New Security Plugin for AI Agents

Adversa AI has launched SecureClaw, described as the first open-source, OWASP-aligned security plugin and skill for OpenClaw AI agents. The release is timed as OpenAI expands its investment in personal AI agents, highlighting a growing need for purpose-built security solutions in the space. SecureClaw aims to provide a security platform for this emerging technology.

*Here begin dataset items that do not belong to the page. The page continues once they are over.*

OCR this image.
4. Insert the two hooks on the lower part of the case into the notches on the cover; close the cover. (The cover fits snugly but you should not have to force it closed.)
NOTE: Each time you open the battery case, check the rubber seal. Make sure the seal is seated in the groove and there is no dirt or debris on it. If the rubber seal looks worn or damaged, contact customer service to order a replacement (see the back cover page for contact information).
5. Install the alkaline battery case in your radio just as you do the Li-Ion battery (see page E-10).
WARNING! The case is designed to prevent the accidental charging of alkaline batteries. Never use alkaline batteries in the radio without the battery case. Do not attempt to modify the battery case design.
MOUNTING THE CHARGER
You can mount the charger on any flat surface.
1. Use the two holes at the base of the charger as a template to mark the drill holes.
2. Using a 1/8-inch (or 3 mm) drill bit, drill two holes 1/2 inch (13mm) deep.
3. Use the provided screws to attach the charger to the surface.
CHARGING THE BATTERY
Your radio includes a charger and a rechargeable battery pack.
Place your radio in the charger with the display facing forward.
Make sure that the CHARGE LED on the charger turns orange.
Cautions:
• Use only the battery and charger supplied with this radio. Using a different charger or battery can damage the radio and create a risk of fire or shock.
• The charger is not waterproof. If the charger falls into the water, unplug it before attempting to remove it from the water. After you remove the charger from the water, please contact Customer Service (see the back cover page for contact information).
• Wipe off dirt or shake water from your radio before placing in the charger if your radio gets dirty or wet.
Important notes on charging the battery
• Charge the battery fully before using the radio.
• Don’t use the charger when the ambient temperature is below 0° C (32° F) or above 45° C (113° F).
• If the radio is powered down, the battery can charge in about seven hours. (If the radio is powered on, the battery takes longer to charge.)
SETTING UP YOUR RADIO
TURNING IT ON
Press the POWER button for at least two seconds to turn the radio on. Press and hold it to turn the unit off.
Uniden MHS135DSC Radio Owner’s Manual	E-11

- Adversa AI, founded in 2021, is an Israeli cybersecurity company that specializes in identifying vulnerabilities in AI systems through services like AI Red Teaming. The company's founder, Alex Polyakov, is also known for co-inventing the Server-Side Request Forgery (SSRF) web vulnerability class over a decade ago. - The plugin is aligned with the OWASP Top 10 for Large Language Models, a framework that identifies critical security risks in AI applications. Key risks addressed include prompt injection, where attackers manipulate inputs to trigger unintended actions, and excessive agency, where an AI performs actions beyond its intended scope. - OpenClaw is an open-source AI assistant that runs on a user's own hardware, connecting with messaging apps like Slack or WhatsApp to execute tasks. Unlike chatbots, it can access local files, run shell commands, and control a web browser, which creates new security challenges. - The core security risk with autonomous agents like OpenClaw is that they can be given broad access to a user's systems and data. If compromised through a technique like indirect prompt injection, an agent's legitimate access to APIs and databases can be hijacked by an attacker to exfiltrate data or execute malicious commands. - Because AI agents are designed to be autonomous, they can create new attack vectors not found in traditional software. These include AI tool poisoning, where an attacker compromises a plugin the agent relies on, and multi-step attacks where a chain of seemingly harmless operations becomes malicious. - Other open-source security tools for AI agents are also emerging, focusing on different parts of the security lifecycle. These include sandboxing tools like SandboxAI for isolating AI-generated code and red teaming frameworks like Microsoft's PyRIT for automating adversarial attacks.